Volta’s New Lease on Life with the Cloud Programmability Team
The Erik Meijer and Team: Cloud Data Programmability - Connecting the Distributed Dots video (00:33:32) is the most recent Channel9 segment about the transmogrification of Volta into the Cloud Programmability team. The team leverages the Reactive Extensions (Rx) for .NET to enable asynchronous communication between clients, middle tiers, and data sources, such as Windows Azure and SQL Azure:
Rx is a library for composing asynchronous and event-based programs using observable collections.
The “A” in “AJAX” stands for asynchronous, and indeed modern Web-based and Cloud-based applications are fundamentally asynchronous. In fact, Silverlight bans all blocking networking and threading operations. Asynchronous programming is by no means restricted to Web and Cloud scenarios, however.

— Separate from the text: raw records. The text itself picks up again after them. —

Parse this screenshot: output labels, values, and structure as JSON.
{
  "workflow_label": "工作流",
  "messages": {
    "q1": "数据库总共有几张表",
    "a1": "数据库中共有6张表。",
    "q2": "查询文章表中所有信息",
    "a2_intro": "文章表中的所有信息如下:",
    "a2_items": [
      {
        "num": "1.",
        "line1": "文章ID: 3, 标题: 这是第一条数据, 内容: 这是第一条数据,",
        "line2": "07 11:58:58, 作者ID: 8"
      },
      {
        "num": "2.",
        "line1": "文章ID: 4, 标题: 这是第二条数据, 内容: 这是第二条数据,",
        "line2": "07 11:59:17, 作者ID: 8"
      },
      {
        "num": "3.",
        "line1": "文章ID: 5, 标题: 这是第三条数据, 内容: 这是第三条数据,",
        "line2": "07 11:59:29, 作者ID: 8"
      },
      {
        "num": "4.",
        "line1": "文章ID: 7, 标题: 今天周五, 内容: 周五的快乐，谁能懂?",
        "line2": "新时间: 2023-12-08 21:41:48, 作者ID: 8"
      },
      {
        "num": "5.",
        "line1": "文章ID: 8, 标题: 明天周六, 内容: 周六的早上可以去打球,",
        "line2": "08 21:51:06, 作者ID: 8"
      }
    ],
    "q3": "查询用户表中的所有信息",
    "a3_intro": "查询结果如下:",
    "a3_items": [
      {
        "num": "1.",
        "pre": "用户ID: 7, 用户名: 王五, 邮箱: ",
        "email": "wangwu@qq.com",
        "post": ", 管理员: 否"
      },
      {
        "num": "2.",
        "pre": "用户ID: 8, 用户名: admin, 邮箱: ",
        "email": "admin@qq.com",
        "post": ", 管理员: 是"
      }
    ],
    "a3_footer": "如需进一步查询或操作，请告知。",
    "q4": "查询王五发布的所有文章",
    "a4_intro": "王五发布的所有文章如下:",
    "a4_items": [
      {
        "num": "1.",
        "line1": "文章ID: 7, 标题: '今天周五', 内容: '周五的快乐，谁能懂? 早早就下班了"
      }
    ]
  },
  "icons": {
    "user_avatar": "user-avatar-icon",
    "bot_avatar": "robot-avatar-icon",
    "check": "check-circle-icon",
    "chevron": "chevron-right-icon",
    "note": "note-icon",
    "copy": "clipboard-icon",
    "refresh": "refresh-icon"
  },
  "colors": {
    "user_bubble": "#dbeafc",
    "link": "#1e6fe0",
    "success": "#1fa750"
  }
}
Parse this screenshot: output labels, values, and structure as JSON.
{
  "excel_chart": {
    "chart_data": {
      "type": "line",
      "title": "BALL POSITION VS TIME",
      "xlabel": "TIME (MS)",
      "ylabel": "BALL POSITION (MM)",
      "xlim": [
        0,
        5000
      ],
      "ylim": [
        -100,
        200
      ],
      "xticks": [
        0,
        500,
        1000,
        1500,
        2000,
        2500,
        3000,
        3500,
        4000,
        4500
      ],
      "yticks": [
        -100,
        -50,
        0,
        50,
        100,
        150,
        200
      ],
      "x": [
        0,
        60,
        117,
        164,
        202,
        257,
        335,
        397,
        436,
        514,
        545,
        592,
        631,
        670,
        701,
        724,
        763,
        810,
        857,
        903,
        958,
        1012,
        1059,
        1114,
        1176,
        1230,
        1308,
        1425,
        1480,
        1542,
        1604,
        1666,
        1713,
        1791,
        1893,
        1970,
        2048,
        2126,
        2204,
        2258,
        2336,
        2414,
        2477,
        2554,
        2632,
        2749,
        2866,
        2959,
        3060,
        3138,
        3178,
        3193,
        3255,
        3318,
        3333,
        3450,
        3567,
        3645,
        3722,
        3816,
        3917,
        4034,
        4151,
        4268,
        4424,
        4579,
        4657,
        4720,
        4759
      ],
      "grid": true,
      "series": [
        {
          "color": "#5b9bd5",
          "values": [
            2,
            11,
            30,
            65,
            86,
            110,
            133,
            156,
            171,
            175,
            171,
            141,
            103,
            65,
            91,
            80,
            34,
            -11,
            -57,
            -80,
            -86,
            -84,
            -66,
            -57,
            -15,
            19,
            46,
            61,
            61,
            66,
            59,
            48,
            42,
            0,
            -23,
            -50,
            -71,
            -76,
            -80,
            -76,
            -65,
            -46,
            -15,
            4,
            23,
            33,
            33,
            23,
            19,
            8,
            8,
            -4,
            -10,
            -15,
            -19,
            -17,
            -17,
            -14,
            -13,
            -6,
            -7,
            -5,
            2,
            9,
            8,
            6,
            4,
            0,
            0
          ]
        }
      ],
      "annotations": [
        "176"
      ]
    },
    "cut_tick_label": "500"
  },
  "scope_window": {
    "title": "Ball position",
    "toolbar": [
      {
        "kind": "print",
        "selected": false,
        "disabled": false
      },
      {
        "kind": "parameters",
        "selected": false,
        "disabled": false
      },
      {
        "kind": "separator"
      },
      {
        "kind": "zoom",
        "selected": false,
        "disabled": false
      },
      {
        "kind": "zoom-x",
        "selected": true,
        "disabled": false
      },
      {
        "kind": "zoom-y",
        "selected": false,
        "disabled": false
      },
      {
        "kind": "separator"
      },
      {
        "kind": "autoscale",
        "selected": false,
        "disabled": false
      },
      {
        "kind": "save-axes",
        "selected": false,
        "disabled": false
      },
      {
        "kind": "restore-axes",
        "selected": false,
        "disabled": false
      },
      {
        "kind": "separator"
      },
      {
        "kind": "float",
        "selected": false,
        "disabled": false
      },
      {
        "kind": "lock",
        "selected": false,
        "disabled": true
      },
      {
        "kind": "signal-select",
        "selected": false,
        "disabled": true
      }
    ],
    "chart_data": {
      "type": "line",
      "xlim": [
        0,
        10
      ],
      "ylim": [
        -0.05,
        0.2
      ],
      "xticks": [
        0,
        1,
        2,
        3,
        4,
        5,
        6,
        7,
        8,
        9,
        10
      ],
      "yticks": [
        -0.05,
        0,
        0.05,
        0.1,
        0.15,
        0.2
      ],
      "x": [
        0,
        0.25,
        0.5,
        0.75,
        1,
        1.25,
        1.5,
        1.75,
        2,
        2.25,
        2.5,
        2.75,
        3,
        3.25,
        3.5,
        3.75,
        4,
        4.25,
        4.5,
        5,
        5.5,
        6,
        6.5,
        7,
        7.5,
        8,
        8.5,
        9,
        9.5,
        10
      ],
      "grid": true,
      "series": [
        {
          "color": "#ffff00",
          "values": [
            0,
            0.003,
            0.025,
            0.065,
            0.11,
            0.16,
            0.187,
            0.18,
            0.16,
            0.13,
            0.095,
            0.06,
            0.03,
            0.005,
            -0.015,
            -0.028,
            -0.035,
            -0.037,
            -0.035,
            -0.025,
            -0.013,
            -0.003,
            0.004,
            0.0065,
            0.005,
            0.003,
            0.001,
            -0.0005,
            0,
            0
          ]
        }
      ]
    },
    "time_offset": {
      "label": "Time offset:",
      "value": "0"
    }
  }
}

Traditional desktop applications also have to maintain responsiveness in the face of long latency IO operations and other expensive background tasks.
Another common attribute of interactive applications, whether Web/Cloud or client-based, is that they are event-driven. The user interacts with the application via a GUI that receives event streams asynchronously from the mouse, keyboard, and other inputs.
Rx is a superset of the standard LINQ sequence operators that exposes asynchronous and event-based computations as push-based, observable collections via the new .NET 4.0 interfaces IObservable<T> and IObserver<T>. These are the mathematical dual of the familiar IEnumerable<T> and IEnumerator<T> interfaces for pull-based, enumerable collections in the .NET Framework.
The IEnumerable<T> and IEnumerator<T> interfaces allow developers to create reusable abstractions to consume and transform values from a wide range of concrete enumerable collections such as arrays, lists, database tables, and XML documents. Similarly, Rx allows programmers to glue together complex event processing and asynchronous computations using LINQ queries over observable collections such as .NET events and APM-based computations, PFx concurrent Task<T>, the Windows 7 Sensor and Location APIs, SQL StreamInsight temporal event streams, F# first-class events, and async workflows.
Video content related to Windows Azure and SQL Azure begins at 00:21:00.
Following are links to Cloud Programmability team and related member blogs:
Bart De Smet’s 2010 – A Personal Change: putting my “Head In The Cloud” post of 1/10/2010 announced that he joined the Cloud Programmability team.
More Background on Rx and Ripley
Erik presented a Rx: Reactive Extensions for .NET session at PDC 09 on 11/18/2009:
Hear how to model reactive applications using push-based, observable collections, and how to glue together complex event processing and asynchronous programs using declarative LINQ queries. Learn how Rx is part of the Business Platform Division and Live Labs "Cloud Programmability" project that aims to democratize the Cloud by providing tools and libraries to radically simplify the development of data intensive Cloud applications.
Ben Livshits’ Ripley research project runs on top of Volta and takes advantage of Rx:
Ripley is “a system that uses replicated execution to automatically preserve the integrity of a distributed computation. Ripley replicates a copy of the client-side computation on the trusted server tier. Every client-side event is transferred to the replica of the client for execution.”